09 Dec 2023 5 minute read
Charlie Faulkner: The 1 and Only with Greg Lewis is published by Y Lolfa

Peter Madigan

For many people who lived in Wales during the 1970s, the names Charlie Faulkner, Bobby Windsor and Graham Price, A.K.A. the Pontypool front row, will evoke strong memories.

As a teenager growing up in Newport during those times, I am no different and it was a pleasure to recall those memories while reading this book.

Charlie sadly died in early 2023 before he managed to complete his autobiography and it was co-author Greg Lewis who finished it, along with input from teammates, friends and family.

The 1 and Only charts Tony ‘Charlie’ Faulkner’s rise from a local Newport works team – Whiteheads – through local junior team Newport Saracens, to first class rugby at Cross Keys, then Pontypool, Wales and eventually the British Lions.

Remarkably he achieved all of this while working full time as a furnaceman in the Whiteheads steel works.

Doorman

He also moonlighted as a doorman, and I have first-hand experience of seeing Charlie manning the door at a local night club, The Stowaway, where the presence of a current Welsh international prop who was also a black belt in Judo made for more orderly nights out than was common back then.

Painful

Charlie Faulkner was a formidable individual who unfortunately, from my perspective, played for my team’s deadly local rivals from ten miles up the road.

I can therefore vouch for his comment that ‘we may go up, we may go down, but we never go back’, and at club level it was often a painful experience to watch, although at international level the reverse was true.

The Pontypool front row, occasionally known as the ‘Viet Gwent’, formed a rock-solid platform that was the keystone of Welsh rugby success in the mid to late seventies.

Charlie Faulkner played over three hundred first class rugby games, scoring twelve tries. His international career consisted of nineteen full tests, of which he was victorious in fourteen.

He was particularly proud of his record against a certain home nation, recalling, ‘I always liked beating England, I won every game I was in against them’.

During the course of his five-year international career (I was surprised it was so brief, I’d been certain it was longer), he won the Five Nations four times, achieved a triple Triple Crown and two Grand Slams, some record!

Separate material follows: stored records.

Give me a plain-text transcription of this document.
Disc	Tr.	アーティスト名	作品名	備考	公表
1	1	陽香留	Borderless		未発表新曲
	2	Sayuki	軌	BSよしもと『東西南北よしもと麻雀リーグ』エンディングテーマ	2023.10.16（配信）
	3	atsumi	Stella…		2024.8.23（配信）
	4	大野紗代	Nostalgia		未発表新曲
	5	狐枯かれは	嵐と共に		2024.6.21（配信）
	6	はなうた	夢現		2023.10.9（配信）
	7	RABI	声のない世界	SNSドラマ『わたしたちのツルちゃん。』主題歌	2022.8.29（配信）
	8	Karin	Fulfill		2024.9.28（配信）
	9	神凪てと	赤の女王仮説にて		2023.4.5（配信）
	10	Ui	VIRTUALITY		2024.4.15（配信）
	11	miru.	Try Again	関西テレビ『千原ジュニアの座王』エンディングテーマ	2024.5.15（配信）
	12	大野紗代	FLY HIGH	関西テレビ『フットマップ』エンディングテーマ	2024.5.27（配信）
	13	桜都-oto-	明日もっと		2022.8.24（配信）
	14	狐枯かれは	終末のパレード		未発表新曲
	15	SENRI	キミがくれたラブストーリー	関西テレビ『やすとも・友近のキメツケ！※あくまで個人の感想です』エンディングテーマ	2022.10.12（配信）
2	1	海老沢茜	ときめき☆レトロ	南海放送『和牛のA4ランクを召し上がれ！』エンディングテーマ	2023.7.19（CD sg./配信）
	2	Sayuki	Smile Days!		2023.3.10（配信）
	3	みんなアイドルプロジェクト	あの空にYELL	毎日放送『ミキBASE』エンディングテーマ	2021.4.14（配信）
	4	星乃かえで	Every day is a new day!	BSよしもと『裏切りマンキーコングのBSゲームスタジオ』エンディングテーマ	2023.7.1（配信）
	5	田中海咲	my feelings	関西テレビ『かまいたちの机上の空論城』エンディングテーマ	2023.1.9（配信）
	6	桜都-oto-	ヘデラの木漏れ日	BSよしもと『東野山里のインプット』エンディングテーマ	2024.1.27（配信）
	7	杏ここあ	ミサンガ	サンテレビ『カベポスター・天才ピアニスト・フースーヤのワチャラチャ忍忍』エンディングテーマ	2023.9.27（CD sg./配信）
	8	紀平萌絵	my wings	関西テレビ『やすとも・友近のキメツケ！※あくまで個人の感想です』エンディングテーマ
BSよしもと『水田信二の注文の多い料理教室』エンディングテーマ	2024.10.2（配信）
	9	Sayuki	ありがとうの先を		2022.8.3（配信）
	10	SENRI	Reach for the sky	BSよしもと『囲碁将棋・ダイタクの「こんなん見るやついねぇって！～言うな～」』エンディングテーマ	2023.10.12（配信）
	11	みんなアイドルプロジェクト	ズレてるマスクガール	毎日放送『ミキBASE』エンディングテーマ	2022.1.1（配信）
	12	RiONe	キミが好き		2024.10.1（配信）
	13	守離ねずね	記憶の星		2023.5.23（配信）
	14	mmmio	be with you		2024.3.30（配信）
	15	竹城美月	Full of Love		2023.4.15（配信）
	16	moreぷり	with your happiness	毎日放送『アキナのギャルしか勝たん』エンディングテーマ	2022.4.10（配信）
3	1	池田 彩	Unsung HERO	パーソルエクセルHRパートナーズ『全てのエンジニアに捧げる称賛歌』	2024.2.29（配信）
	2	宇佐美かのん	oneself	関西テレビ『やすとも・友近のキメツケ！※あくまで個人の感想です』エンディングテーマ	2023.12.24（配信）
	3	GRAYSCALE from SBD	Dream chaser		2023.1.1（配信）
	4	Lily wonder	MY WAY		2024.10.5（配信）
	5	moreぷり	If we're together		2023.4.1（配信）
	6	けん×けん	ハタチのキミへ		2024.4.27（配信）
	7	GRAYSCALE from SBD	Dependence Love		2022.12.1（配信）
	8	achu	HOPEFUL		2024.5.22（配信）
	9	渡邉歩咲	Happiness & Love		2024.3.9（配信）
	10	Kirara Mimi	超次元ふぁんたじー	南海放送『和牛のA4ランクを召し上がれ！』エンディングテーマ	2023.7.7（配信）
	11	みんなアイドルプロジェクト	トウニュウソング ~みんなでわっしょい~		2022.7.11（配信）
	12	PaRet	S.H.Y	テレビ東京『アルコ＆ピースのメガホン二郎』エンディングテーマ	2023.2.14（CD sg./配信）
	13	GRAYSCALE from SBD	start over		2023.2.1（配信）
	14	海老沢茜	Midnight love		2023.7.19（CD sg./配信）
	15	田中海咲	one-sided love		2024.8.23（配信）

He played three tests for the British Lions in 1977 and undoubtedly would have played more if he had not suffered an injury early that year.

The 1 and Only is an entertaining journey through the effort and sheer hard work that went into Charlie Faulkner’s achievements. Unsurprisingly, he also provides insight into what actually went on in the scrum, which may not be for the fainthearted.

“Every time we bound, one of their props took Bobby’s ear in his mouth and held onto it. Imagine the pain of that! If Bobby moved, he was going to get it ripped off. I told him I’d help him out, so I swung an uppercut through and laid the Frenchman out. Unfortunately, his teeth had been clamped around Bobby’s lughole when his jaw got cracked. Sixteen stitches Bobby said he had for the tear.”

Legends

There is a roll call of the legends of the game that are too numerous to list which evoke very fond memories. Perhaps the most notable is the part that Sir Gareth Edwards played in Charlie’s selection and quite how much he relished the space and the front foot ball that the pack then provided.

The seventies were a problematic period industrially in Wales and significant change was already underway, but for so many of us, the rugby team provided a ray of light.

A front row and pack that never went back, in tandem with legendary backline sparked a ‘golden age’ for Welsh rugby. It was a heady mixture of grit, determination and flair which the book recalls brilliantly.

Local rivalries

It is difficult to read The 1 and Only without reflecting on how it captures a dimension of the social fabric of the time: a snapshot of a world that has gone forever.

Rugby was embedded in the heavy industry which defined South Wales in those days and was the environment that spawned the Pontypool front row.

Charlie describes wonderfully how intense local rivalries characterised the game, a local derby against a nearby Welsh team or an English team from just over the border every week.

Amateur game

Back then, rugby was a primarily amateur game (although giving a player £10 for petrol was not unheard of) but one that meant losing overtime shifts to make yourself available to play.

Going back to work on Monday after winning a Grand Slam on the Saturday or getting a team talk from Mervyn Davies who then immediately lit up a cigarette, are just two of many examples of how today’s professional environment is so different from when Charlie was playing.

He makes a number of points about how professionalism has improved things: ‘players are properly compensated’ and ‘wives are treated more respectfully’, for example.

The book also explores what has been lost since those days, ‘ the intense rivalries have gone’, and with it the connection the players have with their communities.

Charlie Faulkner: The 1 and Only is not only highly entertaining but provides an opportunity to reflect on the changes that have been wrought in the game of rugby whilst also remembering and celebrating a genuine legend.

Charlie Faulkner: The 1 and Only is published by Y Lolfa and is available from all good bookshops.